Why do struct literals count as lvalues?

kenji hara k.hara.pg at gmail.com
Fri Aug 19 06:04:49 PDT 2011


2011/8/19 Timon Gehr <timon.gehr at gmx.ch>:
> On 08/19/2011 02:16 PM, Steven Schveighoffer wrote:
>>
>> On Thu, 18 Aug 2011 18:56:01 -0400, bearophile
>> <bearophileHUGS at lycos.com> wrote:
>>
>>> Jonathan M Davis:
>>>
>>>> I see _zero_ reason to
>>>> treat a newly constructed object as any different from one which is
>>>> returned
>>>> from a function.
>>>
>>> I have not followed fully this thread, so I am not sure what you are
>>> talking about, so sorry if I am misunderstanding the whole topic.
>>>
>>> I assume you want to disallow code like:
>>>
>>> struct Vect {
>>> float[4] data = 0.0;
>>> // lot of operator overloading here, all arguments are by ref
>>> }
>>> void foo(ref Vect f) {}
>>> void main() {
>>> foo(Vect([1,2,3,4]));
>>> }
>>>
>>> Such code is common. In foo() and in all the Vect operators ref is
>>> required for performance. This code is quite handy. Forcing me to
>>> define and assign a Vect to a temporary variable in main is not handy.
>>>
>>> Think about writing expressions that use Vects with operator
>>> overloading, that use ref everywhere. If you can't pass and give Vects
>>> defined inside the expressions the code becomes quite more hairy.
>>
>> I believe auto ref is slated to fix this problem.
>>
>> -Steve
>
> auto ref currently treats struct literals as lvalues too. (therefore, as
> ref). And passing by value would be considerably less efficient for large
> structs.
>
> As I understand it, the only issue with allowing literals and function
> results as lvalues is that generic code cannot detect if it is working with
> a temporary or not. I don't know if this would be useful in D though.
>
> each code segment of the form:
>
> void foo(ref S);
> ...
> foo(S(...));
>
> is equivalent to one explicitly declaring the temporary:
>
> {auto __temp=S(...); foo(__temp);}
>
> The difference is that the first is more pleasant to write.
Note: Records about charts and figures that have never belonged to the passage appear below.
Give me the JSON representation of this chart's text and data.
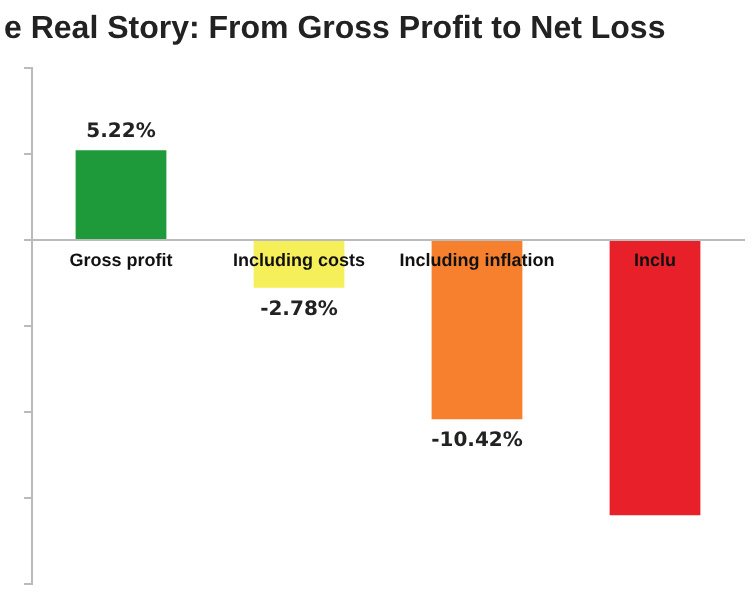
{
  "chart_data": {
    "type": "bar",
    "title": "e Real Story: From Gross Profit to Net Loss",
    "categories": [
      "Gross profit",
      "Including costs",
      "Including inflation",
      "Inclu"
    ],
    "values": [
      5.22,
      -2.78,
      -10.42,
      -16
    ],
    "colors": [
      "#1e9a3a",
      "#f5ef5a",
      "#f7802f",
      "#e8202a"
    ],
    "value_labels": [
      "5.22%",
      "-2.78%",
      "-10.42%",
      null
    ],
    "ylim": [
      -20,
      10
    ],
    "yticks": [
      {
        "value": 10,
        "label": null
      },
      {
        "value": 5,
        "label": null
      },
      {
        "value": 0,
        "label": null
      },
      {
        "value": -5,
        "label": null
      },
      {
        "value": -10,
        "label": null
      },
      {
        "value": -15,
        "label": null
      },
      {
        "value": -20,
        "label": null
      }
    ],
    "tick_labels": "x",
    "grid": false,
    "legend": false
  }
}
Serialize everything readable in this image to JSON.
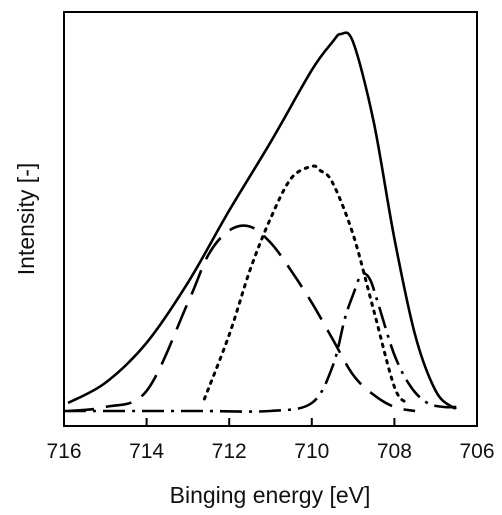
{
  "chart_data": {
    "type": "line",
    "title": "",
    "xlabel": "Binging energy [eV]",
    "ylabel": "Intensity [-]",
    "xlim": [
      716,
      706
    ],
    "x_reversed": true,
    "ylim": [
      0,
      1.0
    ],
    "y_tick_labels": false,
    "x_ticks": [
      "716",
      "714",
      "712",
      "710",
      "708",
      "706"
    ],
    "grid": false,
    "legend": "none",
    "series": [
      {
        "style": "solid",
        "x": [
          715.9,
          715.0,
          714.0,
          713.0,
          712.0,
          711.0,
          710.0,
          709.5,
          709.3,
          709.0,
          708.5,
          708.0,
          707.5,
          707.0,
          706.6,
          706.5
        ],
        "y": [
          0.03,
          0.08,
          0.18,
          0.33,
          0.51,
          0.68,
          0.86,
          0.93,
          0.95,
          0.93,
          0.73,
          0.44,
          0.2,
          0.06,
          0.02,
          0.02
        ]
      },
      {
        "style": "long-dash",
        "x": [
          715.9,
          715.0,
          714.0,
          713.0,
          712.5,
          712.0,
          711.5,
          711.0,
          710.5,
          710.0,
          709.5,
          709.0,
          708.5,
          708.0,
          707.5
        ],
        "y": [
          0.01,
          0.02,
          0.06,
          0.28,
          0.4,
          0.46,
          0.47,
          0.43,
          0.36,
          0.28,
          0.19,
          0.1,
          0.05,
          0.02,
          0.01
        ]
      },
      {
        "style": "dotted",
        "x": [
          712.6,
          712.0,
          711.5,
          711.0,
          710.5,
          710.0,
          709.8,
          709.5,
          709.0,
          708.5,
          708.0,
          707.7
        ],
        "y": [
          0.04,
          0.2,
          0.36,
          0.49,
          0.59,
          0.62,
          0.61,
          0.58,
          0.45,
          0.26,
          0.07,
          0.03
        ]
      },
      {
        "style": "dash-dot",
        "x": [
          716.0,
          714.0,
          712.6,
          711.0,
          710.0,
          709.5,
          709.2,
          709.0,
          708.8,
          708.6,
          708.4,
          708.0,
          707.6,
          707.2,
          706.8,
          706.5
        ],
        "y": [
          0.01,
          0.01,
          0.01,
          0.01,
          0.03,
          0.12,
          0.24,
          0.3,
          0.35,
          0.34,
          0.28,
          0.15,
          0.07,
          0.03,
          0.02,
          0.02
        ]
      }
    ]
  }
}
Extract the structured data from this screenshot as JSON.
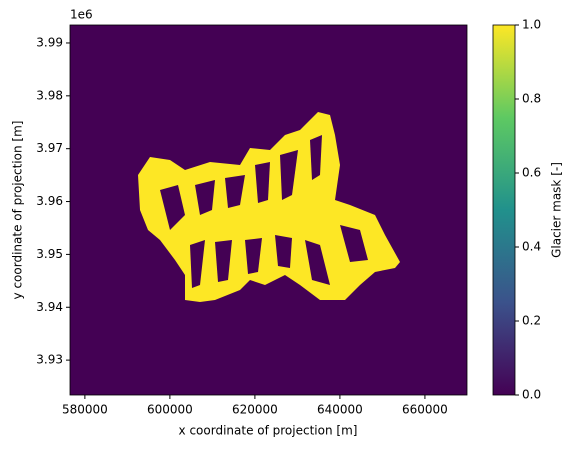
{
  "chart_data": {
    "type": "image",
    "x_label": "x coordinate of projection [m]",
    "y_label": "y coordinate of projection [m]",
    "y_offset_text": "1e6",
    "xlim": [
      576500,
      669900
    ],
    "xticks": [
      580000,
      600000,
      620000,
      640000,
      660000
    ],
    "ylim": [
      3923400,
      3993400
    ],
    "yticks": [
      {
        "value": 3930000,
        "label": "3.93"
      },
      {
        "value": 3940000,
        "label": "3.94"
      },
      {
        "value": 3950000,
        "label": "3.95"
      },
      {
        "value": 3960000,
        "label": "3.96"
      },
      {
        "value": 3970000,
        "label": "3.97"
      },
      {
        "value": 3980000,
        "label": "3.98"
      },
      {
        "value": 3990000,
        "label": "3.99"
      }
    ],
    "colormap": [
      "#440154",
      "#3b528b",
      "#21918c",
      "#5ec962",
      "#fde725"
    ],
    "colorbar": {
      "label": "Glacier mask [-]",
      "lim": [
        0,
        1
      ],
      "ticks": [
        {
          "value": 0,
          "label": "0.0"
        },
        0.2,
        0.4,
        0.6,
        0.8,
        {
          "value": 1,
          "label": "1.0"
        }
      ]
    }
  }
}
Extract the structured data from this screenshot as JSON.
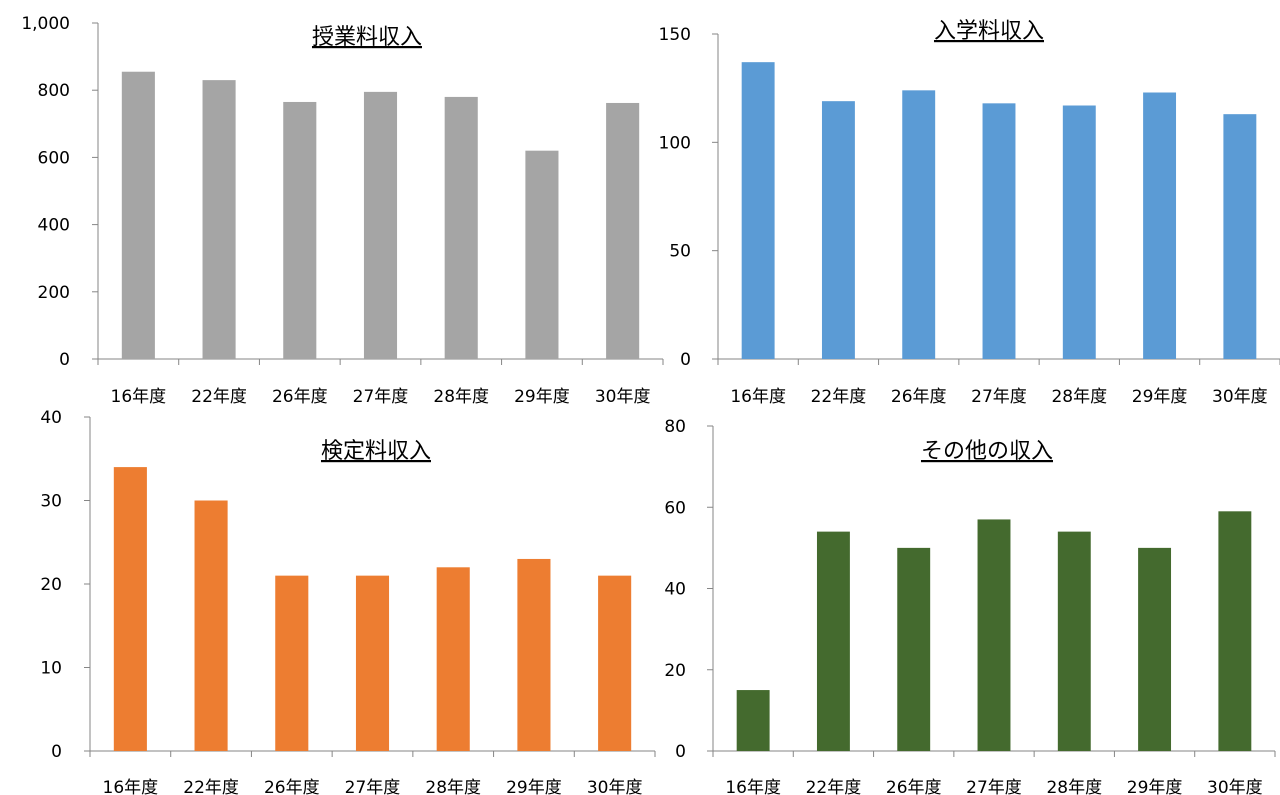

If temporaries
> would become rvalues everyone would always have to write the second form
> manually. So imho it is just a syntax sugar issue.
>
> I'd actually argue that ref-passing should work for arbitrary function
> results too.

As far as I know, Andrei's original 'auto ref' means always receive
argument *by reference* either it is lvalue or rvalue, and it works
with non template function.

But, unfortunately, it doesn't exist in current D.